Who are these protagonists? Who are the men and women who claim to be fighting for the freedom of Anglophone Cameroon, but are contemporaneously raping, maiming and killing them and their children? Where did they come from? Who are the men who appear in the WhatsApp video tying up a woman like a goat and slaughtering her for the cameras? Who are the soldiers who insist on stripping the bodies of dead fighters naked and decapitating them for the camera? Who are these people? Where did they come from? Where were they – or who were they – seven years ago, just before the Anglophone War started? And who are these men, women and children strewn across Cameroon with a label around their neck that reads ‘Internally Displaced Person’? What is their story? What have they seen? What have they done?

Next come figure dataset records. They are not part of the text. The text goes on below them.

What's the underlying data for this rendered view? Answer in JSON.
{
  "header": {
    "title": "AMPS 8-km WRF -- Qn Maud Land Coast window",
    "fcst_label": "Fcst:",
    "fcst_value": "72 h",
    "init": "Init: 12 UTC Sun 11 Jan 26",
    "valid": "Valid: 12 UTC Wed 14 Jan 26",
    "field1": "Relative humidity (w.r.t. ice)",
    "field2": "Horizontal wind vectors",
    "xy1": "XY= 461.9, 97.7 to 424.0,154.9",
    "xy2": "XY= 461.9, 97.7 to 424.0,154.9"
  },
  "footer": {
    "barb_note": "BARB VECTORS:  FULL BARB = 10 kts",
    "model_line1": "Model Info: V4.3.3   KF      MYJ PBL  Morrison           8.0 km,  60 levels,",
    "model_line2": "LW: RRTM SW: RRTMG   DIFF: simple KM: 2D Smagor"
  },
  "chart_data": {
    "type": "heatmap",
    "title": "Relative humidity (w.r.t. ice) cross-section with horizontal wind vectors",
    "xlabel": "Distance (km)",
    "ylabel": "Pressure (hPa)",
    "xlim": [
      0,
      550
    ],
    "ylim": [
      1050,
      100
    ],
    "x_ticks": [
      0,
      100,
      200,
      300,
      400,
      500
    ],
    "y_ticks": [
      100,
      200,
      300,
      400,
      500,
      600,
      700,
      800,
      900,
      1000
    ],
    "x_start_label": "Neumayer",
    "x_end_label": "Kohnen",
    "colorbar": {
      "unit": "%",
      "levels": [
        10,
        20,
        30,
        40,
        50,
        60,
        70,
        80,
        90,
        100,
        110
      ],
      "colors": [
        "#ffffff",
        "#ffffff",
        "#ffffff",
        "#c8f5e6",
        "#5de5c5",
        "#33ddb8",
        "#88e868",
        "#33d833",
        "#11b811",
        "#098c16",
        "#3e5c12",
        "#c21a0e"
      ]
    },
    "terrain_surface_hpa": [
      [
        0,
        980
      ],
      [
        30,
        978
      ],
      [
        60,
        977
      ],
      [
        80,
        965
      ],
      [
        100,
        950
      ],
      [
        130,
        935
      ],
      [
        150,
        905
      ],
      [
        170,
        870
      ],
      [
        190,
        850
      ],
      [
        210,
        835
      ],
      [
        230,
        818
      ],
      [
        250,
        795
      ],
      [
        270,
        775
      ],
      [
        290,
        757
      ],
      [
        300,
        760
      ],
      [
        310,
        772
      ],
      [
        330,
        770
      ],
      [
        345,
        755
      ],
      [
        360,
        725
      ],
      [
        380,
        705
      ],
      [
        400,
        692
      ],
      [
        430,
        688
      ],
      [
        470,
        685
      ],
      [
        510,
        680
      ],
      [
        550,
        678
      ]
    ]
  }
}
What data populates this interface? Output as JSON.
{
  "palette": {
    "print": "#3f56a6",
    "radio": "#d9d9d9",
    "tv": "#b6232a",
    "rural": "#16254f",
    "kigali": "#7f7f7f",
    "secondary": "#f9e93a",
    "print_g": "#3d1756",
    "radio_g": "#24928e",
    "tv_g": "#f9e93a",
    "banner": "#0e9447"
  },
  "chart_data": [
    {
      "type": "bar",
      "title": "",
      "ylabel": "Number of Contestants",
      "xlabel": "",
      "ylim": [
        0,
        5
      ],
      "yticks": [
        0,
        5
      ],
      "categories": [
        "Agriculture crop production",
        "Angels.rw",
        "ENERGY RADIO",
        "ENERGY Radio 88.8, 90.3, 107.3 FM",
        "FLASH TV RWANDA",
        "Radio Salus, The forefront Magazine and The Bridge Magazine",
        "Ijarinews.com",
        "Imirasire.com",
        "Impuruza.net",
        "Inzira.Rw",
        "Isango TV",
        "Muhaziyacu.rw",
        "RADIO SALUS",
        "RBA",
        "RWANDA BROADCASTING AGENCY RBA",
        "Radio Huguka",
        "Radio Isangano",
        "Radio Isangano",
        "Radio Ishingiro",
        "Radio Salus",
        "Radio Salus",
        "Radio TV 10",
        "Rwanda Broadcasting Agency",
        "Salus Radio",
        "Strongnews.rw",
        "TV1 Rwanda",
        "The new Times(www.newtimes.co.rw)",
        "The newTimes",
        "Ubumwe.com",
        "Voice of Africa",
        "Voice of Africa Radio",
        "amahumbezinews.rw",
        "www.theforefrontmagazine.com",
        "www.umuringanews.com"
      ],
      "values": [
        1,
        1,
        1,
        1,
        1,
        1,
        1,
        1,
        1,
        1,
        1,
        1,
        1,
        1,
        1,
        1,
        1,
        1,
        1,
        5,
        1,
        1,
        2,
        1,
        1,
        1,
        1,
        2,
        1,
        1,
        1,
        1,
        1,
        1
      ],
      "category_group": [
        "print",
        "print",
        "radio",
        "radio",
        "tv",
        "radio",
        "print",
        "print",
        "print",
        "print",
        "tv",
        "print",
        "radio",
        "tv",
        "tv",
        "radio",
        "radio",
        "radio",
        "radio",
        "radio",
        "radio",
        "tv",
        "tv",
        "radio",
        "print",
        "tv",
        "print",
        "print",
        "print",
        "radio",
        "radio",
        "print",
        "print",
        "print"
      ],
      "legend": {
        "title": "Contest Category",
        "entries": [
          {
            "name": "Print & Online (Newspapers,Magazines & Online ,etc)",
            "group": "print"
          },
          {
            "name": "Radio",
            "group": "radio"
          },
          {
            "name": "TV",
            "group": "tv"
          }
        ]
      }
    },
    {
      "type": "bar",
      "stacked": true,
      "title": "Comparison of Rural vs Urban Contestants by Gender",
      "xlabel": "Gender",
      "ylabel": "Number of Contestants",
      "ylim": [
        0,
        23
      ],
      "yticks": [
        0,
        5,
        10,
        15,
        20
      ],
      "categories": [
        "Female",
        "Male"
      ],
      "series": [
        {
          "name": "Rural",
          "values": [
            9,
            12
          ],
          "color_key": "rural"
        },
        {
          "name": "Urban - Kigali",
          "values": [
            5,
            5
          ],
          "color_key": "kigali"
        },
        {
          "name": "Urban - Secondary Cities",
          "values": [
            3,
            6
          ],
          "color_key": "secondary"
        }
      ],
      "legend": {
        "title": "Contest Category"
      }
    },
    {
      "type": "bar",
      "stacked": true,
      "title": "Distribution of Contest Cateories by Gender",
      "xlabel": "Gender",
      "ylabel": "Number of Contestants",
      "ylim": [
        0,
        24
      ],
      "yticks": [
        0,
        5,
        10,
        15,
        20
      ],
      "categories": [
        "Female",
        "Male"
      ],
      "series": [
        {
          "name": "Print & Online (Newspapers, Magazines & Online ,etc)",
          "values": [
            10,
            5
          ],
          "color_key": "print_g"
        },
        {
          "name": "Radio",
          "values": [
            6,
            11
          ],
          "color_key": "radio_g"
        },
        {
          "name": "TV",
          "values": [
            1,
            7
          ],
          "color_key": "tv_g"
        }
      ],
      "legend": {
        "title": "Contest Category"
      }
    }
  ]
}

Between the covers of this book are the sounds of the voices we do not hear often enough, or even at all. This is the plain, unpolished reality on the ground. A plethora of voices – angry and afraid, hopeful and hopeless, positive and negative. Some people are broken and calm in their brokenness. Others are livid, vicious, and unforgiving. No one speaks publicly about the crisis because spies are everywhere, and human life is cheap. The labels blackleg and sell-out are bandied about, which are effective death sentences. For many, there is no room for reason anymore, only extremism. Whether we like the sound of their voices or not, the truth is that we must listen to them if we are to appreciate the scale of the horror that is unfolding. Suppose we genuinely want to end this senseless Anglophone War, for peace to reign again. In that case, we must listen to the sound of their voices because then and only then will the average citizen of Cameroon rise in solidarity to demand accounts and action from the warring parties.